The Pacific Northwest isn’t exactly known for its Fall colors. The Northeast part of the US is the reigning champion when it comes to colorful leaves and autumn brilliance, and that’s not likely to change. With the variety of deciduous hardwoods and reletively few evergreens, the Northeastern forests are a cacaphony of reds, oranges, yellows, and golds, and draw tourists from all over the world just for the fall color display. The Pacific Northwest in comparison is a slacker, with primarily just varying shades of yellow. There are some pockets of oaks in different areas, but they don’t seem to get the same brilliant hues as their eastern cousins, whether due to species, weather patterns, or some other factor. Then there are the firs and cedars–mile after endless, mountainous mile of shades of green. This is not a complaint, as these miles of forests are magnificent. But even the forests of mixed fir and deciduous in the lowlands don’t hold the variety of color compared to the East. It’s mostly shades of yellow. But oh, what yellow.
The most common native deciduous is the Bigleaf maple. And as its name implies, it possesses some of the biggest leaves you can imagine outside of the tropics. The majority of leaves are of normal size, 6 – 12 inches across, in the classic maple leaf shape, but occasionally you’ll see some monsters, dropping from the high canopy in the fall leaf drop, the size of a turkey platter. The trees are large for maples, and provide the bulk of the fall color (from natives) in the Puget Sound basin. My commute to work passes through an area of mature maples on the road to get to the freeway. During the summer they shade the roadway all day long. During the autumn it’s like driving through a cathedral, the leaves bright with color and seeming to glow in the waning light of sunset. The color starts out as a vivid, warm yellow early in the season, and matures into the rich orange yellow of the label on a bottle of Veuve Clicquot champagne, and in its magnificence (a mature Bigleaf maple is a massive tree), leaves you just as high as several glasses of the champagne.
The other trees that turn color are all in shades of yellow – from the lemon yellow of a wild cherry to the deer crossing sign-yellow of a mature cottonwood. Vine maple, another native maple, is considered a shrub rather than a tree, and provides the bright red color missing in our large trees.
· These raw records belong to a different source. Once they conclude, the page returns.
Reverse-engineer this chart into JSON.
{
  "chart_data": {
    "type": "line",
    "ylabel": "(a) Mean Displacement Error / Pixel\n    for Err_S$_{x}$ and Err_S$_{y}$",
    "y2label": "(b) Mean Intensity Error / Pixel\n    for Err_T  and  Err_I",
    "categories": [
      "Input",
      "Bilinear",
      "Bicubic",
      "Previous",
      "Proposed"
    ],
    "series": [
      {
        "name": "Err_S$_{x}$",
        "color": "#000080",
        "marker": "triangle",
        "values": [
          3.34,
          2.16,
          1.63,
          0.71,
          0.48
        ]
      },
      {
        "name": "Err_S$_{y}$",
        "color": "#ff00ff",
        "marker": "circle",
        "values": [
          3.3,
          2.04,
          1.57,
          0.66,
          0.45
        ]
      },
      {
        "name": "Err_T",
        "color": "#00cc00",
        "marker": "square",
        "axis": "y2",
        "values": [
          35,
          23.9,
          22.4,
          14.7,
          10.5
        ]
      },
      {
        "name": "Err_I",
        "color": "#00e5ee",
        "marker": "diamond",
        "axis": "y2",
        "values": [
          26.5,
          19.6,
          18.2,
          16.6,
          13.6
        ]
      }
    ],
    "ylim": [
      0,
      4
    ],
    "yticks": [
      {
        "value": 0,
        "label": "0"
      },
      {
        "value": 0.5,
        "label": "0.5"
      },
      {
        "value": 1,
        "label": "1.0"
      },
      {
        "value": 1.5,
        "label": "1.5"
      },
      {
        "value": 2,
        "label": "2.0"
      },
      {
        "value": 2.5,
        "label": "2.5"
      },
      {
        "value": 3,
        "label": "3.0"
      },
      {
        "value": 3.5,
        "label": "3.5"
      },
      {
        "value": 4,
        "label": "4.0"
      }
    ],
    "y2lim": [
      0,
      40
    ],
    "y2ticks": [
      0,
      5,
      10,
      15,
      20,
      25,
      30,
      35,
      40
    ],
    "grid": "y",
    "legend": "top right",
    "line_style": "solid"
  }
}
Coming across a patch of them in the draw of a mountain stream, or a high mountain rockfall (where their fall colors begin in late August), is a sight to behold during the autumn months.
After our glorious, extended version of summer this year, it seems the fall color has been more spectactular than usual. And now the rains have begun, and the deciduous trees are becoming devoid of leaves. The foothills still hold some color, even as the mountains beyond are becoming snow capped, and there are some non-native ornamentals in town still putting on a show (the neighbor’s Japanese maple is one that’s just reaching peak), but the big show is over. The heavy rains and wind are accelerating the leaf drop, and they swirl through the air like oversized confetti as we head into the dark months, when the evergreens rule.